EI-301e · Module 2
Threat Wargaming
3 min read
Wargaming is the practice of simulating threat scenarios to test response playbooks and discover gaps in preparation. A threat wargame convenes the response team, presents a realistic threat scenario (based on actual early warning indicators and threat intelligence), and asks them to execute the contingency playbook in a simulated environment.
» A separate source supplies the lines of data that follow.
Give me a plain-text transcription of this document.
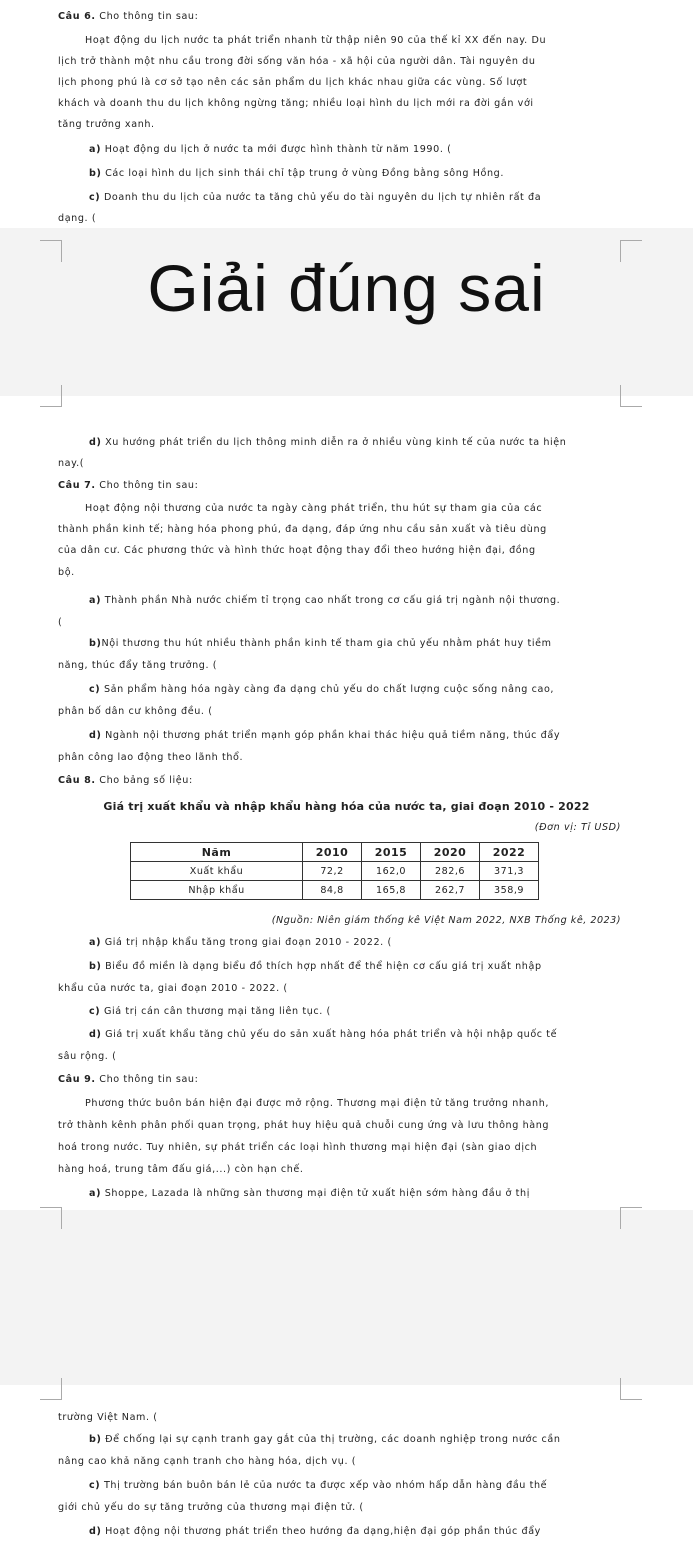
Câu 6. Cho thông tin sau:
Hoạt động du lịch nước ta phát triển nhanh từ thập niên 90 của thế kỉ XX đến nay. Du
lịch trở thành một nhu cầu trong đời sống văn hóa - xã hội của người dân. Tài nguyên du
lịch phong phú là cơ sở tạo nên các sản phẩm du lịch khác nhau giữa các vùng. Số lượt
khách và doanh thu du lịch không ngừng tăng; nhiều loại hình du lịch mới ra đời gắn với
tăng trưởng xanh.
a) Hoạt động du lịch ở nước ta mới được hình thành từ năm 1990. (
b) Các loại hình du lịch sinh thái chỉ tập trung ở vùng Đồng bằng sông Hồng.
c) Doanh thu du lịch của nước ta tăng chủ yếu do tài nguyên du lịch tự nhiên rất đa
dạng. (
Giải đúng sai
d) Xu hướng phát triển du lịch thông minh diễn ra ở nhiều vùng kinh tế của nước ta hiện
nay.(
Câu 7. Cho thông tin sau:
Hoạt động nội thương của nước ta ngày càng phát triển, thu hút sự tham gia của các
thành phần kinh tế; hàng hóa phong phú, đa dạng, đáp ứng nhu cầu sản xuất và tiêu dùng
của dân cư. Các phương thức và hình thức hoạt động thay đổi theo hướng hiện đại, đồng
bộ.
a) Thành phần Nhà nước chiếm tỉ trọng cao nhất trong cơ cấu giá trị ngành nội thương.
(
b)Nội thương thu hút nhiều thành phần kinh tế tham gia chủ yếu nhằm phát huy tiềm
năng, thúc đẩy tăng trưởng. (
c) Sản phẩm hàng hóa ngày càng đa dạng chủ yếu do chất lượng cuộc sống nâng cao,
phân bố dân cư không đều. (
d) Ngành nội thương phát triển mạnh góp phần khai thác hiệu quả tiềm năng, thúc đẩy
phân công lao động theo lãnh thổ.
Câu 8. Cho bảng số liệu:
Giá trị xuất khẩu và nhập khẩu hàng hóa của nước ta, giai đoạn 2010 - 2022
(Đơn vị: Tỉ USD)
Năm	2010	2015	2020	2022
Xuất khẩu	72,2	162,0	282,6	371,3
Nhập khẩu	84,8	165,8	262,7	358,9
(Nguồn: Niên giám thống kê Việt Nam 2022, NXB Thống kê, 2023)
a) Giá trị nhập khẩu tăng trong giai đoạn 2010 - 2022. (
b) Biểu đồ miền là dạng biểu đồ thích hợp nhất để thể hiện cơ cấu giá trị xuất nhập
khẩu của nước ta, giai đoạn 2010 - 2022. (
c) Giá trị cán cân thương mại tăng liên tục. (
d) Giá trị xuất khẩu tăng chủ yếu do sản xuất hàng hóa phát triển và hội nhập quốc tế
sâu rộng. (
Câu 9. Cho thông tin sau:
Phương thức buôn bán hiện đại được mở rộng. Thương mại điện tử tăng trưởng nhanh,
trở thành kênh phân phối quan trọng, phát huy hiệu quả chuỗi cung ứng và lưu thông hàng
hoá trong nước. Tuy nhiên, sự phát triển các loại hình thương mại hiện đại (sàn giao dịch
hàng hoá, trung tâm đấu giá,...) còn hạn chế.
a) Shoppe, Lazada là những sàn thương mại điện tử xuất hiện sớm hàng đầu ở thị
trường Việt Nam. (
b) Để chống lại sự cạnh tranh gay gắt của thị trường, các doanh nghiệp trong nước cần
nâng cao khả năng cạnh tranh cho hàng hóa, dịch vụ. (
c) Thị trường bán buôn bán lẻ của nước ta được xếp vào nhóm hấp dẫn hàng đầu thế
giới chủ yếu do sự tăng trưởng của thương mại điện tử. (
d) Hoạt động nội thương phát triển theo hướng đa dạng,hiện đại góp phần thúc đẩy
The simulation reveals: whether the playbook is actually executable, where decision bottlenecks exist, which information gaps prevent effective response, and whether the team can coordinate under pressure.
Do This
- Conduct a wargame for each high-priority threat at least once per year — playbooks that are never tested are theoretical, not operational
- Use realistic scenarios based on actual threat intelligence — the wargame should feel plausible, not hypothetical
- Include cross-functional participants: product, engineering, sales, marketing, and leadership — threat response is not a single-team activity
- Document gaps discovered during the wargame and update the playbook immediately
Avoid This
- Skip wargaming because "we know what we would do" — untested assumptions fail under pressure
- Use the same scenario every time — vary the threat specifics to test different aspects of the response
- Treat the wargame as a pass/fail exercise — every wargame produces learning, and the goal is to identify gaps, not to prove competence
The most valuable wargaming output is not the simulation result — it is the list of improvements to the contingency playbook. Every wargame reveals assumptions that do not hold under pressure, communication paths that are too slow, and decision points that require information the team does not have. These discoveries, incorporated into the playbook, make the next real response more effective. Wargaming is playbook maintenance disguised as a team exercise.